Making the Most Out of Your Credit Card – and Avoid Falling in Debt

Credit Graph

Credit cards are said to be everyone’s best friend. As it allows you to make payments in the absence of cash, a lot of people use their revolving credit limit to purchase groceries, meals and even high priced items. Should you need a cash advance, credit cards also have credit line facilities where you can make a loan you can use for emergencies or to even pay off debts. As you will be given a period of 30 to 45 days to settle your credit card statement, a credit card is a very handy tool to have around, especially if you want to maximize your funds. Here are some more ways on how you can make use of your credit card for better fund management:

Make it a point to pay the total amount in full each month

Credit card debt starts from paying the minimum amount or in increments. Even by paying the minimum amount, you are actually just servicing the interest. The principal will remain the same. Therefore there will always be a continuous finance charge which will grow as time passes by.

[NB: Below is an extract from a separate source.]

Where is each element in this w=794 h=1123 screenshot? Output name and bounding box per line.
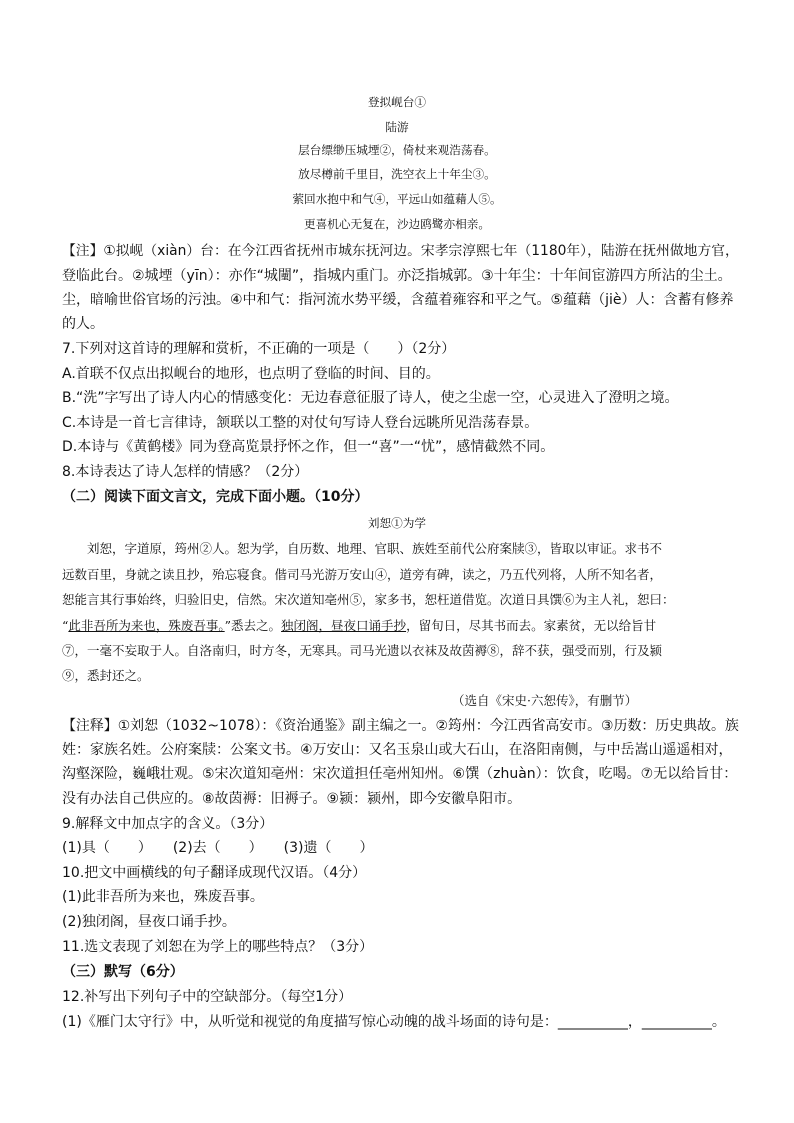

Clear out most of your balance

Should you not be able to pay the entire payment for that month, make sure that you pay the entire amount during the following month to avoid continuous finance charges. If you can spare a bit, then pay an amount slightly higher than the minimum amount. That way you will shave a bit off your principal amount.

Get a credit card that would suit your lifestyle and needs

credit card for your lifestyle

Take a look at all the credit cards being offered to you before picking out one in particular. You have choices among those that help you accumulate flyer miles, those that earn cash back, gas cards and store cards among others. For commuters or frequent travelers, gas cards and flyer cards are good as it will bring you a lot of savings. Just make sure to choose cards that will complement your lifestyle and give you purchasing power.

Get a balance transfer for your card

If you are currently in debt, make use of a balance transfer. Once you have accrued a sizable amount, the interest rates will be quite high. So try to find a credit card provider that offers 0% interest for balance transfer. That way you will have ample time to settle your debt without having to accrue added interest.

Limit the number of cards you will carry

You do not need to accept all credit cards from the numerous providers offering you. Study the benefits of each credit card and see if it suits your needs. Make sure to check out the interest rates for each card as well so you will be well informed. Read the fine print and check out the annual percentage rate to see the interest rates you will incur, should you fail to pay on time.

Make use of your card for purchases that are interest-free

For bigger items, a lot of merchants offer interest-free promos. Take advantage of this so you can pay off your monthly balance without having to worry about high interest rates. A lot of cards offer interest-free purchases for 12 to 18 months. This will give you plenty of time to allocate your funds, ensuring that you will pay on time.

Check out your cashback rewards

Many credit card providers give attractive cashback rewards. You can either have a percentage of what you have spent refunded back to you or you can choose to accrue points that can be used against your purchases in the future. Just be sure that your account is updated so you can make use of this benefit.

Keep track of your purchases

The best way to make the most of your credit card would be by keeping track of your purchases. Be diligent with what you spend and try to keep your spending to a minimum by sticking to your budget. A lot of card issuers charge fees if you go beyond your credit limit. So make it a point to track your spending.

Credit cards need not be feared. In fact, if used well, they will definitely serve you well and aid you in effective fund management. Just be prudent with your payments, lest they become your worst nightmare.